A couple of suggestions if you are not sure where to start:
If you like Bridgerton or romance in general, you might like…
- Jane Austen’s novels: Pride & Prejudice, Sense & Sensibility, Northanger Abbey, Persuasion, Emma, Mansfield Park
- North and South by Elizabeth Gaskell
- Our Mutual Friend by Charles Dickens
- Evelina by Frances Burney
If you like swashbuckling high octane adventures, you might like…
- Alexandre Dumas’ works: The Count of Monte Cristo, The Three Musketeers, The Black Tulip etc. (He has written a lot)
- Homer’s Iliad and Odyssey (the ancient equivalent of action films)
If you like social commentary, you might like…
- Oliver Twist by Charles Dickens
- Les Misérables by Victor Hugo
- The Grapes of Wrath by John Steinbeck (recently finished it; it’s heartbreaking)
- Ralph Ellison’s Invisible Man
If you like thrillers/horror, you might like…
- Carmilla by Sheridan Le Fanu
- The Monk by Matthew Lewis
- A String of Pearls by James Malcolm Rymer and/or Thomas Peckett Prest (this is the basis of Sweeney Todd)
- HP Lovecraft’s stories (he created Cthulhu)
- Edgar Allan Poe’s stories (The Telltale Heart was one of his)
- Rebecca by Daphne Du Maurier
If you like detective stories, you might like…
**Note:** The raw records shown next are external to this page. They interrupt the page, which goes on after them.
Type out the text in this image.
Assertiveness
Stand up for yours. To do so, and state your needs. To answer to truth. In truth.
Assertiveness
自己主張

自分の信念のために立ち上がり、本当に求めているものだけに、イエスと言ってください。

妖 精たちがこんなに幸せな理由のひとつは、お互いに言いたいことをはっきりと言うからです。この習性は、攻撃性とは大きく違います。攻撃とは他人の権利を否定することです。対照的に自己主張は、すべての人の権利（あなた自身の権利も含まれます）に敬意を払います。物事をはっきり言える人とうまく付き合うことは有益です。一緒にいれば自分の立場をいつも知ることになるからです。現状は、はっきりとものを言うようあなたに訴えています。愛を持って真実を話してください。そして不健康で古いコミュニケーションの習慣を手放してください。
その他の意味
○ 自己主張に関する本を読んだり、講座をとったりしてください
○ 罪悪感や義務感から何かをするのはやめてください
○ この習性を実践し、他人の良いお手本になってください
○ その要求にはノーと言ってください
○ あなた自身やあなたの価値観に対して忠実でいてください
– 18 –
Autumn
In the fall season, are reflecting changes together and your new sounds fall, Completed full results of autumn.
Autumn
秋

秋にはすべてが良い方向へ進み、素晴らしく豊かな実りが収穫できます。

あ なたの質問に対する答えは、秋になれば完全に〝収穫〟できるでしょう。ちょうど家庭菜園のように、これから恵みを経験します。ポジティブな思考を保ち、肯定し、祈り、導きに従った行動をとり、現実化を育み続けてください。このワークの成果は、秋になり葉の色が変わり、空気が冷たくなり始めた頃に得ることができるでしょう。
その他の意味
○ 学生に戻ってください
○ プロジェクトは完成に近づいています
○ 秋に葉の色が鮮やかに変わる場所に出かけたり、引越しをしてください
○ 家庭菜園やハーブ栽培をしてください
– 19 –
- Sir Arthur Conan Doyle’s Sherlock Holmes stories
- The Moonstone by Wilkie Collins
- The Woman in White by Wilkie Collins
If you like stories with LGBTQ+ representation, you might like…
- The Magic Mountain by Thomas Mann
- Giovanni’s Room by James Baldwin
- Death in Venice by Thomas Mann
- Ovid’s Metamorphoses
If you like sci-fi/fantasy, you might like…
- HG Wells’ The War of the Worlds
- Sir Arthur Conan Doyle’s The Lost World (they did a BBC miniseries filmed in NZ and yes, I think the show had better dinosaur representation)
- Jules Verne’s Journey to the Centre of the Earth, Twenty Thousand Leagues Under the Sea etc.
- JRR Tolkien’s The Lord of the Rings, The Hobbit, The Silmarillion
I am also thinking of starting a Sunday reading group in New Brighton, also meeting once a month, so let me know if that is something you’d be interested in.
Feel free to ask for book suggestions if there’s a particular genre/thing you like and you’d like to get into the western canon equivalent. I can’t promise I’ll have the answer but I can try.